Capacity to Contract and New Jersey Divorce Law
Let’s say you and your spouse want a divorce but you don’t want to hire attorneys. The two of you feel that you can draft a reasonable property settlement agreement and work with the county court clerk regarding procedural matters.
Beware of your future. Your ex-spouse may challenge the validity of the property settlement agreement, although it will be difficult. New Jersey Courts have held it is a fundamental principle that “the settlement of litigation ranks high in our public policy.” Jannarone v. W.T. Co., 65 N.J. Super. 476, 168 A.2d72 (App. Div.) certif.. denied, 35 N.J. 61, 171 A.2d 147 (1962).
Courts encourage parties to settle. Therefore, Courts are not likely to overturn agreements entered into by the parties voluntarily.
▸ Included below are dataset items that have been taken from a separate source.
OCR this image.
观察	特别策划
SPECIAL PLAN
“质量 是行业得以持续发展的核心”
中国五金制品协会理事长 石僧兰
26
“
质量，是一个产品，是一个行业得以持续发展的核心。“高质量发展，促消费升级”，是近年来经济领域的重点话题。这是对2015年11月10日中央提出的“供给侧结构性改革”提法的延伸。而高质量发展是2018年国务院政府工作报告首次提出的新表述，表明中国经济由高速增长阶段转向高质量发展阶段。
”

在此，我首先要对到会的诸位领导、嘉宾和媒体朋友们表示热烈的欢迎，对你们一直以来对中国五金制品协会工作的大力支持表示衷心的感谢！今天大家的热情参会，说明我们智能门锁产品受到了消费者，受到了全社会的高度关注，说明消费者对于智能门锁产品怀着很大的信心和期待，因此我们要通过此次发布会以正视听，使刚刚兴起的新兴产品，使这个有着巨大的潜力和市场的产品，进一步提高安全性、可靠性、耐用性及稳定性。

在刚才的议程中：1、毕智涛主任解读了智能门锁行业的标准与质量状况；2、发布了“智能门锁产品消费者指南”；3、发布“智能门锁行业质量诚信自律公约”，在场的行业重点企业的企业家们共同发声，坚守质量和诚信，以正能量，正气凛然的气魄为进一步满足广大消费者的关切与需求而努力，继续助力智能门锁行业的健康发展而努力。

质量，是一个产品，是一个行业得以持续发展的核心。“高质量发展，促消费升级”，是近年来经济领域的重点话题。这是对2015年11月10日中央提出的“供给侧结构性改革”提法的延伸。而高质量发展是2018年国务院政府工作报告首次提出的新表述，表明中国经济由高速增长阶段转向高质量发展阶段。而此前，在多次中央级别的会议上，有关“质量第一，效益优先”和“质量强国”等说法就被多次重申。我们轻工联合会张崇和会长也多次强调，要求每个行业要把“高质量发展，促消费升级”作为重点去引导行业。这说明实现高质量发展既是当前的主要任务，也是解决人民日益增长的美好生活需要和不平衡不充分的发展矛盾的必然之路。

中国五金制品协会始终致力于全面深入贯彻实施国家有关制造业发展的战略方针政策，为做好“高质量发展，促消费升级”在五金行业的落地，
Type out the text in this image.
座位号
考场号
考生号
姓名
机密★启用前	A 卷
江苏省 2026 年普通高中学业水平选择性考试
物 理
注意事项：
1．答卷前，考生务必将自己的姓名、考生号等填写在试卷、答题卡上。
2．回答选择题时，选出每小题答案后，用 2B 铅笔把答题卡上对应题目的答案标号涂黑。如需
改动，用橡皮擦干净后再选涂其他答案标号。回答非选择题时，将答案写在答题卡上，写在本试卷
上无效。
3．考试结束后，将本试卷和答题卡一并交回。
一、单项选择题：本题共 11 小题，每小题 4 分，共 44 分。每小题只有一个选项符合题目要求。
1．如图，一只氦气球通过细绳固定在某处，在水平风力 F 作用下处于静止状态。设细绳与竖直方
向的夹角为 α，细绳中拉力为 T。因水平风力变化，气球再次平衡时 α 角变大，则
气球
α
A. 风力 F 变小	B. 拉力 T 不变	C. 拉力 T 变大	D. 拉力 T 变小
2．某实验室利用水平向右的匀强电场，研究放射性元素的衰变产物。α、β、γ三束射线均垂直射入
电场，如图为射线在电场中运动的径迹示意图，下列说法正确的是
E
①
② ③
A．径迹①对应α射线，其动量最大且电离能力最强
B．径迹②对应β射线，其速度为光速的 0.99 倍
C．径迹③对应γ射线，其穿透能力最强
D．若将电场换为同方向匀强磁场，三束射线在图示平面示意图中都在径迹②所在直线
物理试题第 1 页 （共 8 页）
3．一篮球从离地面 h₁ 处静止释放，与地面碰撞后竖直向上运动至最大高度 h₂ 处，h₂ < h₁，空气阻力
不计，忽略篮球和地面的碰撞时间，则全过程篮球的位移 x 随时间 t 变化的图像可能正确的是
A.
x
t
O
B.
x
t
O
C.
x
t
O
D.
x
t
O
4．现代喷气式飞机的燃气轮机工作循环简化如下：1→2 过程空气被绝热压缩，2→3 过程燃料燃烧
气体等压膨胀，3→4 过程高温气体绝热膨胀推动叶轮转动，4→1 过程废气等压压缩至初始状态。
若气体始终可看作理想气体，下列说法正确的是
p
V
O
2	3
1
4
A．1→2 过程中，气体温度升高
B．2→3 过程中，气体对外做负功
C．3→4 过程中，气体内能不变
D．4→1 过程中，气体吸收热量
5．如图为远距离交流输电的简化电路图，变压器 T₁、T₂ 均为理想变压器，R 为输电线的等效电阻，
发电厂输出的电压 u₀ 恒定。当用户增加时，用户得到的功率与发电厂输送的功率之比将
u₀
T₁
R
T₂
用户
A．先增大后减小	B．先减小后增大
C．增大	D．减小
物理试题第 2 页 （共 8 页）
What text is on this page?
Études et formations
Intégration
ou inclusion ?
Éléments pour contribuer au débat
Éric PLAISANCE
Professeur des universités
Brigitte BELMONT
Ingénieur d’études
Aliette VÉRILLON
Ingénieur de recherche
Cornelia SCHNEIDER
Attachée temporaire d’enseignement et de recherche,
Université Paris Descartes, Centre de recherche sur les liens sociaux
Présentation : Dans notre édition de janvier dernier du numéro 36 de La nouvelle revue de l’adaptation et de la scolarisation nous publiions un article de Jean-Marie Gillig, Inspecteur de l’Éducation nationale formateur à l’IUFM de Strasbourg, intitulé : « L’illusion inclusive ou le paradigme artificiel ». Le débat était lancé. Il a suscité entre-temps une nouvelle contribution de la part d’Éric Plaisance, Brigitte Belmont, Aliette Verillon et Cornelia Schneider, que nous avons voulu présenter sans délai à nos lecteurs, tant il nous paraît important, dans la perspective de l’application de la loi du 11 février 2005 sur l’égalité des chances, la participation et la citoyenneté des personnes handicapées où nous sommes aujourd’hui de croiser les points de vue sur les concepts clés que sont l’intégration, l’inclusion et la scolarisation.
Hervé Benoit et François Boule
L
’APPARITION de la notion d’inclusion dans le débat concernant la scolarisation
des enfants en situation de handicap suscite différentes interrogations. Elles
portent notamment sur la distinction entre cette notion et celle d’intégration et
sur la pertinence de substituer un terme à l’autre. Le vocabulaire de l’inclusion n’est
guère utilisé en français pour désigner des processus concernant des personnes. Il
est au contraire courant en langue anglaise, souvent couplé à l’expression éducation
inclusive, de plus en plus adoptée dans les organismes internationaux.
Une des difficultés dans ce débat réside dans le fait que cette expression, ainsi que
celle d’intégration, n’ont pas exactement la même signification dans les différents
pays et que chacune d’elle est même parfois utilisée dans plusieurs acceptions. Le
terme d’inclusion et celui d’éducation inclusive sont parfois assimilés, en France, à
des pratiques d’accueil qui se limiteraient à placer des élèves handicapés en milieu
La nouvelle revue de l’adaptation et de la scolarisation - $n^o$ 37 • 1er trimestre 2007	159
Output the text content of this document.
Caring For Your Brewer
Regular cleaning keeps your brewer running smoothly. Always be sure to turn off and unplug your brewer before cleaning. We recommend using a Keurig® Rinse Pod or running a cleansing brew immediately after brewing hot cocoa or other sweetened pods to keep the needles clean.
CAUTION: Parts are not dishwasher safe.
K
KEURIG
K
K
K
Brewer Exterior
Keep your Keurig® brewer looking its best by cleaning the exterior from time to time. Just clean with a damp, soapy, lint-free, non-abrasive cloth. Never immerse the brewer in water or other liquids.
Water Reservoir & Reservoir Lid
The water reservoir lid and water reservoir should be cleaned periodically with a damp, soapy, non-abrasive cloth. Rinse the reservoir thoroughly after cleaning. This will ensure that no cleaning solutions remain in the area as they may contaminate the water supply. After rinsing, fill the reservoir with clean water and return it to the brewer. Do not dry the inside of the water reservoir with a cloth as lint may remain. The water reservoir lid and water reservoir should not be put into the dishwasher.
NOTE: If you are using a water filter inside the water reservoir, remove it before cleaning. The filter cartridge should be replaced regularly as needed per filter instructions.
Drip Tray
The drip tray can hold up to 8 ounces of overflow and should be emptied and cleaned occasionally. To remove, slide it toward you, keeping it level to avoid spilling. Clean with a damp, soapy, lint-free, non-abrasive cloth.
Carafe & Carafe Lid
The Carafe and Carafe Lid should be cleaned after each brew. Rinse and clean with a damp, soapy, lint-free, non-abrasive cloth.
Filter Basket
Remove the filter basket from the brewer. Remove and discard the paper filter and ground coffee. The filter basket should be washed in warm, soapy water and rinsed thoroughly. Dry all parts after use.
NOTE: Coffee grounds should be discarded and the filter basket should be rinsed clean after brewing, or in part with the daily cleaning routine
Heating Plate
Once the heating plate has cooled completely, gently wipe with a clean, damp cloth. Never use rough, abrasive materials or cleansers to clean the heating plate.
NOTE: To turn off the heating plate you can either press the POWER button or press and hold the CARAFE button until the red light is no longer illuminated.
The goal of this policy is “the notion that the parties to a dispute are in the best position to determine how to resolve a contested matter in a way which is least disadvantageous to everyone.” Peskin v. Peskin, 271 N.J.Super. 261, 275, 638 A.2d 849 (App.Div.)(quoting Dep’t of Pub. Advocate, 206 N.J Super at 528, 503 A.2d 331), certif. denied 137 N.J. 165, 644 A.2d 613 (1994).
However, if a settlement agreement is achieved through coercion, deception, fraud, undue pressure, or unseemly conduct, or if one party was not competent to voluntarily consent thereto, the settlement agreement must be set aside. Peskin, 271 N.J.Super. at 276.
The longstanding rule is that where there is not the mental capacity to comprehend and understand, there is not the capacity to make a valid contract. Wolkoff v. Villane, 288 N.J.Super. 282, 287, 672 A.2d 242 (App.Div.1996) (quoting Hillsdale Nat’l Bank v. Sansone, 11 N.J.Super. 390, 399, 78 A.2d 441 (App.Div.1951)).
The test of capacity to make an agreement is “ that a man shall have the ability to understand the nature and effect of the act in which he is engaged, and the business he is transacting…. If the mind be so clouded or perverted by age, disease, or affliction, that he cannot comprehend the business in which he is engaging, then the writing is not his deed.” Eaton v. Eaton, 37 N.J.L. 108, 113 Sup.Ct.1874).
The Wolkoff Court emphasized that the party seeking to set aside the settlement agreement has the burden of proving his incapacity or incompetence to contract or other extraordinary circumstance sufficient to vitiate the agreement. Wolkoff, 288 N.J. Super. 282, at 287.
In Jennings, where a party entered into a settlement agreement and later claimed he was incompetent to do so, the Court held that “absent any competent evidence of fraud, coercion or other unseemly conduct, plaintiffs may avoid the settlement only if lacking mental capacity to make a valid contract.” Jennings v. Reed, 381 N.J. Super. 217, at 230, 885 A.2d 482 at 489 (App. Div. 2005), (citing Wolkoff, 288 N.J.Super. at 286-87, 672 A.2d 242).
In Jennings, the plaintiff did not claim he was without understanding of the terms of the settlement agreement, or unable to appreciate the force of the agreement. In fact, the plaintiff negotiated modifications to the agreement that benefited him. Additionally, plaintiff’s medical proofs did not suggest mental incapacity or incompetence. Id.
Beware of your spouse’s representations. You should ask the following: (1) Is your spouse capable of understanding the terms of a settlement agreement? (2) Do you think your spouse feels coerced into signing the agreement?